Sin embargo, nos encontramos con un enfoque más funcional de la “buena Administración”, más vinculado a la gestión, una forma de entender la Administración como aquélla que cumple con las funciones que le son propias en democracia, sirve objetivamente a la ciudadanía y realiza su funciones con racionalidad, justificando sus actuaciones y orientándose continuamente al interés general; un interés general que reside en la mejora permanente e integral de las condiciones de vida de las personas.

Y lo realmente poderoso de esta forma de entender la “buena Administración” es que trae consigo cuatro ejes tractores que tiran de la misma para hacerla realidad, y que son:

1.- Poner el foco en los ciudadanos, en las personas: más allá del reconocimiento expreso de derechos individuales o colectivos, lo importante es nuestra capacidad para solucionar los problemas del día a día de la gente a través de recursos fáciles e inteligentes, sin excusas, sin juegos de magia, eficiencia sin más. En el momento que una Administración pone en su foco a las personas éstas se convierten en su verdadera razón de ser.

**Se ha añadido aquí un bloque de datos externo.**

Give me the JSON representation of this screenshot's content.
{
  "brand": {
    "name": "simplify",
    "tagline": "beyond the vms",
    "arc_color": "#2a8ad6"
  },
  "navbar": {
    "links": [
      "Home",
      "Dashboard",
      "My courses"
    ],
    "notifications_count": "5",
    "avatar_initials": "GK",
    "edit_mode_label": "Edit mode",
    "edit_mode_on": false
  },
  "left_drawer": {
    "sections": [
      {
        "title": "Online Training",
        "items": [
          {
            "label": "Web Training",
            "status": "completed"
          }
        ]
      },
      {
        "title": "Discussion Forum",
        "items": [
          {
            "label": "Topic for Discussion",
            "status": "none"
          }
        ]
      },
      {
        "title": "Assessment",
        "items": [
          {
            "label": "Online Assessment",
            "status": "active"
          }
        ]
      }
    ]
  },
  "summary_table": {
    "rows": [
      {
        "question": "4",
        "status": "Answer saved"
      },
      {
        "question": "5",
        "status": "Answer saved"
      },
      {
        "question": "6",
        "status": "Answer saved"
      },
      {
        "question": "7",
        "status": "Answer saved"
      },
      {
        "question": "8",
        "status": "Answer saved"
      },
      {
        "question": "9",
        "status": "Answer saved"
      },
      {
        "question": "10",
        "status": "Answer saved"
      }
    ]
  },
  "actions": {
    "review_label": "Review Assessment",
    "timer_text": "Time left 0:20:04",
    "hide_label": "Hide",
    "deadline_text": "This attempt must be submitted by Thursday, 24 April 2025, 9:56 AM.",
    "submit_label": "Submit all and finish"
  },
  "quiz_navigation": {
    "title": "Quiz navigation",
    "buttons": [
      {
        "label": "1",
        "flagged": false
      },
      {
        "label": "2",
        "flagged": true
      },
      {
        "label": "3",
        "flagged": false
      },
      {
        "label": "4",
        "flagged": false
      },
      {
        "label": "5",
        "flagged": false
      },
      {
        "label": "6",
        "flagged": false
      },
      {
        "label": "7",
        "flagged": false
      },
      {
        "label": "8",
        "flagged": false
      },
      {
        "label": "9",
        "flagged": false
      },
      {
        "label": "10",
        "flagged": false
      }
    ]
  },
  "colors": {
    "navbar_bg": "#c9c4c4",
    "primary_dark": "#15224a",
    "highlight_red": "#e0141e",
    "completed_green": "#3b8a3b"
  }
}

2.- Apertura hacia la realidad mediante el impulso del Gobierno Abierto: solo a través de una incorporación real y efectiva de la sociedad en la toma de decisiones públicas se puede convertir a nuestras Administraciones en organizaciones abiertas y responsables, haciéndose valer además de la sabiduría de la multitud para resolver unos problemas cada vez más complejos que sin su ayuda quizá seríamos incapaces de resolver. La transparencia, la participación y la colaboración representan el principal resorte de una buena Administración orientada a los intereses de la comunidad.

3.- Vinculación ética: debemos superar esa obsesión casi infantil que nos abordó los últimos años de aprobar códigos de ética y de conducta para abrazar sin miramientos los llamados Marcos de Integridad Institucional, instrumentos verdaderamente eficientes de ética pública que nos permitirán luchar contra la corrupción con mayor determinación y avanzar hacia una buena Administración gestionada de forma eficiente.

4.- Innovación pública y colaborativa: La verdadera sostenibilidad de nuestras instituciones pasa por resolver los problemas de la gente (eso nos ligará a sus intereses y nos devolverá la credibilidad perdida) y por incrementar la eficiencia de nuestra gestión (eso nos permitirá aprovechar al máximo las ventajas no solo del 5G sino de la tecnología disruptiva surgida con la cuarta revolución industrial), pero ello no lo conseguiremos nunca sin dos premisas claras: primero, incorporar la lógica de la innovación pública en la cultura organizativa de nuestras organizaciones, y dos, permitir que dicha innovación se retroalimente desde la calle, socialmente, a través de la colaboración ciudadana.

Necesitamos gobiernos inteligentes que sean capaces de hacer frente a los enormes desafíos a los que nos enfrentamos y los que vendrán –, pero es mucho más importante desarrollar una “buena Administración” para enfrentarse a los mismos desde una visión colectiva más ajustada a la realidad, más cercana a las necesidades de la gente.